The Little Mouse, The Red Ripe Strawberry, and The Big Hungry Bear
The Little Mouse, The Red Ripe Strawberry, and The Big Hungry Bear, analysis by story elements.
- Who are the characters?
- What is the setting?
- Who is telling the story?
- The mouse?
- The author?
- The bear?
- A narrator?
- Someone else?
- The story is told in what point of view?
- What is the plot?
- What happened?
- Beginning - found red ripe strawberry and worried the Bear will come
- Middle - picked, guarded
- End - shared
- Where is the bear?
- What is the theme?
- What are some characteristics of the author's style?
- Use of words such as - especially, Boom Boom!!, Sniff! Sniff! Sniff!, guarding, disguised, Yum! strawberry mouse.
- How does the author use inference and suspense in the story?
Goals and outcomes
- Read the story aloud together to enjoy a piece of quality literature.
- Discuss the interesting parts of the story.
- Casually probe to see what the readers and listeners know about story elements (characters, setting, plot, point of view, theme, style, tone)
- Suggest story elements can be used as a way to guide how a person thinks about stories.

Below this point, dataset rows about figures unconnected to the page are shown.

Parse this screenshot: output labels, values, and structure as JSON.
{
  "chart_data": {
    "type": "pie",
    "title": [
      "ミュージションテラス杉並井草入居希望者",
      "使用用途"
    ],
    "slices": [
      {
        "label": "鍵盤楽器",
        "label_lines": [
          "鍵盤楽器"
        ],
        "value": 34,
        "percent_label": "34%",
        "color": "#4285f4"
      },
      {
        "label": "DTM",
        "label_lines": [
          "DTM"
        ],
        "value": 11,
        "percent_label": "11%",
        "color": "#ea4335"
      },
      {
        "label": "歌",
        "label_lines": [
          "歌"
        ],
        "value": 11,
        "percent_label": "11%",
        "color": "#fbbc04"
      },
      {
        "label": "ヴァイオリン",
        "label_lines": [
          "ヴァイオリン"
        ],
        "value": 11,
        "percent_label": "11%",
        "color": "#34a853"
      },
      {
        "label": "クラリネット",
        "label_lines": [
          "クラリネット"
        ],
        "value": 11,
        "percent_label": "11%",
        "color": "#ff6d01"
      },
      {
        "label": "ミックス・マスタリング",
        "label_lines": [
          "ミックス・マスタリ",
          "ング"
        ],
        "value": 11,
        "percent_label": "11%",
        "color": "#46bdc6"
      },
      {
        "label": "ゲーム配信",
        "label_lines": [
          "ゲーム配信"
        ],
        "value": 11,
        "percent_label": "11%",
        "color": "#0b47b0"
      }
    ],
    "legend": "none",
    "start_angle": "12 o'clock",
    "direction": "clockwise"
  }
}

- If participants haven't commented on the absence of the Bear, ask them if they think the bear is really a character. Ask them to support their answers with reasons why they think what they do. Comment about their ideas being inferences and several are possible.
- Ask about the point of view. Who is telling the story and to whom? Could be to the reader, or to another mouse? Are these inferences?
- Flip through the book together and find words and phrases that listeners and readers think are interesting and share them. Ask.
- Are there some commonalities with what you selected?
- Do the commonalities create a style?
- How would you describe that style?